Dave Winer posted an open challenge to submit an entire contact list and make it freely available on the Internet. His is a valuable thought experiment: if you don’t want to dump your entire contact list on the Internet, why are you using this junk? The possibility of your contacts escaping Path or Highlight’s clutches is quite high and given the rash of break-ins recently, it’s almost guaranteed.
I posit another train of thought: that these services owe us at least the decency of good encryption or, at the very least, obfuscation. Here’s my contact list – but you’ll notice I encrypted it and if you tweet me at @johnbiggs and explain what you’re going to do with it, I’ll direct message the password if I see fit to allow it. I also understand that you can ask me for the password and then post the unencrypted file yourself, but that is akin to a security breach and I can sue you or whatever. I won’t have a very strong case, but that’s what it’s like to play fast and loose on the Internet and I’ve set up some rules to address potential problems.
What I described above is the minimum level of service I expect from these social networks, and even that seems like too much to ask. It’s a simple exchange: “Here is my info, good sir, I assume that robots, not humans, will see it and that you’re essentially using it to create a relational database of my relationships with other people.” However, once that data is exposed, even a little, guys like Winer can act all highfaluting and guys like me can send dick jokes to 141 people and Highlight will be to blame.
In a perfect world that data is never exposed. In a perfect world my data would be as secure as it is in the file above (susceptible to brute force attacks and social engineering, perhaps, but little else). In a perfect world we don’t share as much. But this isn’t a perfect world and we go around blithely dropping each other little notes about various apps and sharing our locations with strangers. These apps take advantage of our primal human need for companionship and status. As Alexia notes, Highlight is apparently an engine designed to power the acquisition of sexual partners in the real world. They’ll say it’s about “meeting cool, interesting people who like what you like” but I doubt that’s what most people will use it for. All social networks are a permutation of Grindr and only Grindr has to cojones to admit its true nature.

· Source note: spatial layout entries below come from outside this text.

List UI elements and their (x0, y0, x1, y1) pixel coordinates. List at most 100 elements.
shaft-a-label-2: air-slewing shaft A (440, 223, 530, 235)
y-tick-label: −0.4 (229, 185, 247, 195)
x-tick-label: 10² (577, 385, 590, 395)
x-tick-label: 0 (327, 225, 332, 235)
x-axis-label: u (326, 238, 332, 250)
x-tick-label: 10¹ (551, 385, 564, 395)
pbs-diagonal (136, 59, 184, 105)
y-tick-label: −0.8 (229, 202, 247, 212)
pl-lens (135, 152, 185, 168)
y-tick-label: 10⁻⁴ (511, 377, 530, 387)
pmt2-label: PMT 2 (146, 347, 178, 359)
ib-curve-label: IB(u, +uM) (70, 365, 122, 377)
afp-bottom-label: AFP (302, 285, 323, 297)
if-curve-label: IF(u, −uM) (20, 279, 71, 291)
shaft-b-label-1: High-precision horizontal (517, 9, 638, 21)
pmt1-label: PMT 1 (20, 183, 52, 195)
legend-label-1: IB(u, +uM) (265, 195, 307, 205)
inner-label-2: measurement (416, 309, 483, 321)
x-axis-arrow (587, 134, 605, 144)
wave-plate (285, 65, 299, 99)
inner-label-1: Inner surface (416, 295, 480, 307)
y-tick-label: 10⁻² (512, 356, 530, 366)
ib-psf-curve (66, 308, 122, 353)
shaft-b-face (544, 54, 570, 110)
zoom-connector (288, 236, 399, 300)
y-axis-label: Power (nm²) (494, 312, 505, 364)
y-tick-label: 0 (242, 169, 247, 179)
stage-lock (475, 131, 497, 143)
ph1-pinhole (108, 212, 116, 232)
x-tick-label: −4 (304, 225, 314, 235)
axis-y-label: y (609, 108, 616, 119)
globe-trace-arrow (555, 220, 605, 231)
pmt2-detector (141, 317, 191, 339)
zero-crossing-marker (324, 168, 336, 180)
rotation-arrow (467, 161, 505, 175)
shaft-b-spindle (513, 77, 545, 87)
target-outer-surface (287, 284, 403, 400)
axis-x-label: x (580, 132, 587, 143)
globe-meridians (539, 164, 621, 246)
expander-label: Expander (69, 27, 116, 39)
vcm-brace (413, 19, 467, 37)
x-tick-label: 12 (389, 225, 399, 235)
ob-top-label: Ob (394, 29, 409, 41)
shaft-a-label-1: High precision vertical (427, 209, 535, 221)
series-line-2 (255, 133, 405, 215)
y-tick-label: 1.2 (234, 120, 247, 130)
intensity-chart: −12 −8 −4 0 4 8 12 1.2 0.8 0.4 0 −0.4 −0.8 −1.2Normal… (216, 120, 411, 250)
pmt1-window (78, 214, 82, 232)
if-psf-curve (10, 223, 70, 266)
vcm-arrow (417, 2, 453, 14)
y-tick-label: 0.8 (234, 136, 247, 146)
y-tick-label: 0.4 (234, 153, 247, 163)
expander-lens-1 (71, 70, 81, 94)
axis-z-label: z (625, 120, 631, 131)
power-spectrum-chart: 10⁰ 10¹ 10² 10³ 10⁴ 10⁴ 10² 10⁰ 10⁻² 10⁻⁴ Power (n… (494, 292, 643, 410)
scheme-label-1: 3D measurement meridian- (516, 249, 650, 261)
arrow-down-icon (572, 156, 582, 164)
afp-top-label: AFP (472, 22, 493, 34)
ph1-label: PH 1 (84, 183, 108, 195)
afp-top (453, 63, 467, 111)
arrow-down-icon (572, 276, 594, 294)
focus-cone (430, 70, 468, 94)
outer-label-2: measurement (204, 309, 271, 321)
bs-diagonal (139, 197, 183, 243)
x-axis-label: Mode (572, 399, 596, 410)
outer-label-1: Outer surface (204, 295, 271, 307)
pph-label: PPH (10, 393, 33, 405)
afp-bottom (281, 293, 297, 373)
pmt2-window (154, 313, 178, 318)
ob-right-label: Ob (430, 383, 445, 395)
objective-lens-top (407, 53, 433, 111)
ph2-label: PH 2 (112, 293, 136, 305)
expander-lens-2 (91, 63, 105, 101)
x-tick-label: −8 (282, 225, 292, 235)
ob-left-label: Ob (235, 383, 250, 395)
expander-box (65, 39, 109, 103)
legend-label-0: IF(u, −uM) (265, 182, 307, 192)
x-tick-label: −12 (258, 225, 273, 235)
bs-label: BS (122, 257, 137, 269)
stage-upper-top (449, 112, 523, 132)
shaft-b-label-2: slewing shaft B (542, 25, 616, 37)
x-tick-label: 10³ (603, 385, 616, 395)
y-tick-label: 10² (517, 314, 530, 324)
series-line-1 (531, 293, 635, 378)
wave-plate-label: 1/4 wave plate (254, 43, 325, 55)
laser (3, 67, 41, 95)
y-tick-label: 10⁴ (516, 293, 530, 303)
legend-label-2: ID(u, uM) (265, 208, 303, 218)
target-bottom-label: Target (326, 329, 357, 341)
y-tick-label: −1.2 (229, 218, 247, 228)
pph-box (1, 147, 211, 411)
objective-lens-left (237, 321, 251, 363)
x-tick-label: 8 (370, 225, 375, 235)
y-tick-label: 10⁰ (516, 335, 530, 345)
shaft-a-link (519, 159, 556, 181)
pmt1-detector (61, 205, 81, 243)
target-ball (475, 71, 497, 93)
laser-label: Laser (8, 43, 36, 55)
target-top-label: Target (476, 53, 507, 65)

So why should we get up in arms about contact lists blowing through the ether when we put them there? Why should I be upset at a bunch of guys in San Francisco SMSing me at 9am when I would have probably done the same to my own friends. I have no right to expect privacy if I don’t police my own actions and the vast majority of us are too lazy, too flip, or too ignorant to follow through, myself included. Pogo, sadly, is always right.